In May, Jordan officially informed Turkey of its intent to completely terminate the FTA, after efforts to find a “just” solution for the benefit of both sides broke down.

Commenting on the FTA’s termination, Nael Kabariti, president of the Jordan Chamber of Commerce, said: "This is an unfortunate decision that will negatively affect scores of businesses.

"Many traders opened shops and started investments to sell Turkish products and now that the deal is over, the prices of their products will increase and become less competitive, which will result in less revenues and profits," he told The Jordan Times on Thursday.

"Some traders opened businesses only because this FTA was signed. What are they going to do now?
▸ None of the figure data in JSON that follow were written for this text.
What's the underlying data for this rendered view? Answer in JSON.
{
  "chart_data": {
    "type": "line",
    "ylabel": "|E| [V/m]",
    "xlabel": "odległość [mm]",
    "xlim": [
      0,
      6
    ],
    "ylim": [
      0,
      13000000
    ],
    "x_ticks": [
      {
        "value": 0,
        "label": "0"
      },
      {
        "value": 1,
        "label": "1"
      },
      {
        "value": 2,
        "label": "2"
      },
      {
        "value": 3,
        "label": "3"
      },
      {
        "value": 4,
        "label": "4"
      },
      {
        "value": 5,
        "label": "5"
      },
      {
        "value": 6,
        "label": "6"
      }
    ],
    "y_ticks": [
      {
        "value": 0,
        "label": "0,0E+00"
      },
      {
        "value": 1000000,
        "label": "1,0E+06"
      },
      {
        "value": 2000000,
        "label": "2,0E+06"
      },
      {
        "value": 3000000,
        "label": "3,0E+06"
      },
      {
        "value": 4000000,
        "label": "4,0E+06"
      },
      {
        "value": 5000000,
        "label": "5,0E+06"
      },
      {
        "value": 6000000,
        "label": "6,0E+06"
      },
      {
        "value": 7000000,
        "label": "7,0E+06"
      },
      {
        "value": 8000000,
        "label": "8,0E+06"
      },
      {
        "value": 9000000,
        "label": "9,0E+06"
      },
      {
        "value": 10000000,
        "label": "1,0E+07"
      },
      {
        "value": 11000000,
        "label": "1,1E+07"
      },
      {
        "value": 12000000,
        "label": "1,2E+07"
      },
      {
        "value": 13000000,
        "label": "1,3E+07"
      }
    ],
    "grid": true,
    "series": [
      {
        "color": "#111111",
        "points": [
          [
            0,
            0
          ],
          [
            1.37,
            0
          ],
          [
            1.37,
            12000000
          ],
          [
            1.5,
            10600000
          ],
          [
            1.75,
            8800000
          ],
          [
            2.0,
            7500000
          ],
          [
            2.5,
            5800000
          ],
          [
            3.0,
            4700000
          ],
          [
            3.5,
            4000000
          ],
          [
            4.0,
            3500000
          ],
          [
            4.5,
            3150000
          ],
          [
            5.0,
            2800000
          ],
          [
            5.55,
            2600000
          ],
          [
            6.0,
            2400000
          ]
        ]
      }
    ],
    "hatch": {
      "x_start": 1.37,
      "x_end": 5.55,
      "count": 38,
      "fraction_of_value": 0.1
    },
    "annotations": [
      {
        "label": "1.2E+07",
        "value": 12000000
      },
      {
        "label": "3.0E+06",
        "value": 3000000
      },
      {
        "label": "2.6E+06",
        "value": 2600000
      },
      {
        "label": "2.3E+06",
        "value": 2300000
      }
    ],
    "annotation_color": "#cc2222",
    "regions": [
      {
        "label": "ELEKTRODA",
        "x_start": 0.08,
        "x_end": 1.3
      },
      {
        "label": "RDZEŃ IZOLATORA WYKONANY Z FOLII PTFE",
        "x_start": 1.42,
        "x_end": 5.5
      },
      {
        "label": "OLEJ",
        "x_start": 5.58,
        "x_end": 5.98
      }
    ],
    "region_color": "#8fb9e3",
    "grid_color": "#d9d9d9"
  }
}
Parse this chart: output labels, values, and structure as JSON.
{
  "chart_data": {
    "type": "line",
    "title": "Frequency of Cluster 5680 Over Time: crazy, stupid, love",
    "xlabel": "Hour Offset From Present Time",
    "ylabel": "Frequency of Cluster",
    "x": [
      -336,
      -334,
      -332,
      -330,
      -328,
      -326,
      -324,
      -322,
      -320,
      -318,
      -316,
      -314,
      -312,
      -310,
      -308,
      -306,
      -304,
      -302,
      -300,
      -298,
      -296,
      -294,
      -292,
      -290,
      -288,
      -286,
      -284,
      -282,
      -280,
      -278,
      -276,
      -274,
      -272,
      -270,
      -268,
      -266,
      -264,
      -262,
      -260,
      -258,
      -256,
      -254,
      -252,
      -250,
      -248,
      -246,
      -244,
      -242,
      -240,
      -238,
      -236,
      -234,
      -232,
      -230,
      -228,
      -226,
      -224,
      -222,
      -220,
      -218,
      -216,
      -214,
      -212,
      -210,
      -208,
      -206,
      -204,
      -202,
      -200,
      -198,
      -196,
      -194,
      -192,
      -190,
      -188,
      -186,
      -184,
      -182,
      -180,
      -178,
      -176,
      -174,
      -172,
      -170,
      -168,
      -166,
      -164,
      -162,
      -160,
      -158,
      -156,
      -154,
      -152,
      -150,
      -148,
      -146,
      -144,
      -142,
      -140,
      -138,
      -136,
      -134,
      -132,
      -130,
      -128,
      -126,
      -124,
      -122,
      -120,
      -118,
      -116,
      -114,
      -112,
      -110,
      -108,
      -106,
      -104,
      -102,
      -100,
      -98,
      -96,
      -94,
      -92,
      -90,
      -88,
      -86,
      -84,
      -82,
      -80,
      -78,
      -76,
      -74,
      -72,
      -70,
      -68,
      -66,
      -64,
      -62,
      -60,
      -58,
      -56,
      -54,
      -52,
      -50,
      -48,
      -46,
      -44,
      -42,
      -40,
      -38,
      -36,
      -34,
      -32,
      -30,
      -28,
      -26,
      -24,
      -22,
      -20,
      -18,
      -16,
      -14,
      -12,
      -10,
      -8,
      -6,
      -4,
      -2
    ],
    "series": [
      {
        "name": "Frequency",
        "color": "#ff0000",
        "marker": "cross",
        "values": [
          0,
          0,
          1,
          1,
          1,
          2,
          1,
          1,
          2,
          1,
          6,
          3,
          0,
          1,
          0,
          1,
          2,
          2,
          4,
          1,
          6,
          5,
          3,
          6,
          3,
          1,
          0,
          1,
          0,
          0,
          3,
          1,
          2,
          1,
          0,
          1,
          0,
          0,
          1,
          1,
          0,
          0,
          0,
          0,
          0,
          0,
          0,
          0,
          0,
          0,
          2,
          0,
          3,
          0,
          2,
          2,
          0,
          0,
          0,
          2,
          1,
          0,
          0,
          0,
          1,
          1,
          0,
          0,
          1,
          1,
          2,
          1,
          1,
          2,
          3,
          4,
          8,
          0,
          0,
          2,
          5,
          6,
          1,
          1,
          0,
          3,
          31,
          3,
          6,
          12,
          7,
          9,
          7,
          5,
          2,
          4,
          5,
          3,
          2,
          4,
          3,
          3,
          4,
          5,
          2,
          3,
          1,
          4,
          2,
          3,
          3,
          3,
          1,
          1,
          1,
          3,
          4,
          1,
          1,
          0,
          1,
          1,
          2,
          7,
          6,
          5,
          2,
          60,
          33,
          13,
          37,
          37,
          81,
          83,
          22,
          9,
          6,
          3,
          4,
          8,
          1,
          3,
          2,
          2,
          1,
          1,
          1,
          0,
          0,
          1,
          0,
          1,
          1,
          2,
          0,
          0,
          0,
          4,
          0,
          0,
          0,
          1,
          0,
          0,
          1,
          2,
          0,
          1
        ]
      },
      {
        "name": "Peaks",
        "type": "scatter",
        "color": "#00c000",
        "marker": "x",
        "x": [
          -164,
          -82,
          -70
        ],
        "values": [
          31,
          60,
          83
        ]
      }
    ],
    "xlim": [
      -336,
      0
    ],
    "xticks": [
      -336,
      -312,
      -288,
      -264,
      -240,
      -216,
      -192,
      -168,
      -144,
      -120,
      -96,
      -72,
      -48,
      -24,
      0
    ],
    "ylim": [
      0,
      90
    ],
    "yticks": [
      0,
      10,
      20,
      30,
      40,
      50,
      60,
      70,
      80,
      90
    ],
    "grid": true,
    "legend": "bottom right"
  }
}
I believe some businesses will keep incurring losses in the upcoming period until they are forced to shut down their stores," Kabariti said.

"Jordan terminated the deal as it was the underdog and did not benefit from it as desired, and this is understood, but at the same time there are many other deals that Jordan did not actually benefit from as expected," he added.

In April, Jordan said it was willing to reactivate the FTA, which was suspended in March, if Turkey agreed to meet certain conditions.

The terms included the Turkish side’s consent to protection measures designed to shield local industries, increasing Turkish technical assistance to Jordan as stipulated by the FTA and reconsidering the “strict” rules of origin specifications applied by Turkey.

Jordan wanted Ankara to adopt the same relaxed rules of origin Jordan enjoys under a deal signed with the EU. No agreements were reached following the meetings.

At the time, government officials said that Turkey did not transfer know-how to improve national industries as agreed upon in the deal, adding that Turkey’s exports to Jordan sky rocketed after the deal went into effect.

Before 2011, Turkey’s annual exports to Jordan, excluding oil, were valued at $23 million with custom fees being collected. After the deal went into effect, Turkish exports to Jordan, excluding oil, reached around $135 million annually, and no custom fee disbursements were made to the Treasury from the imports, according to the Amman Chamber of Commerce.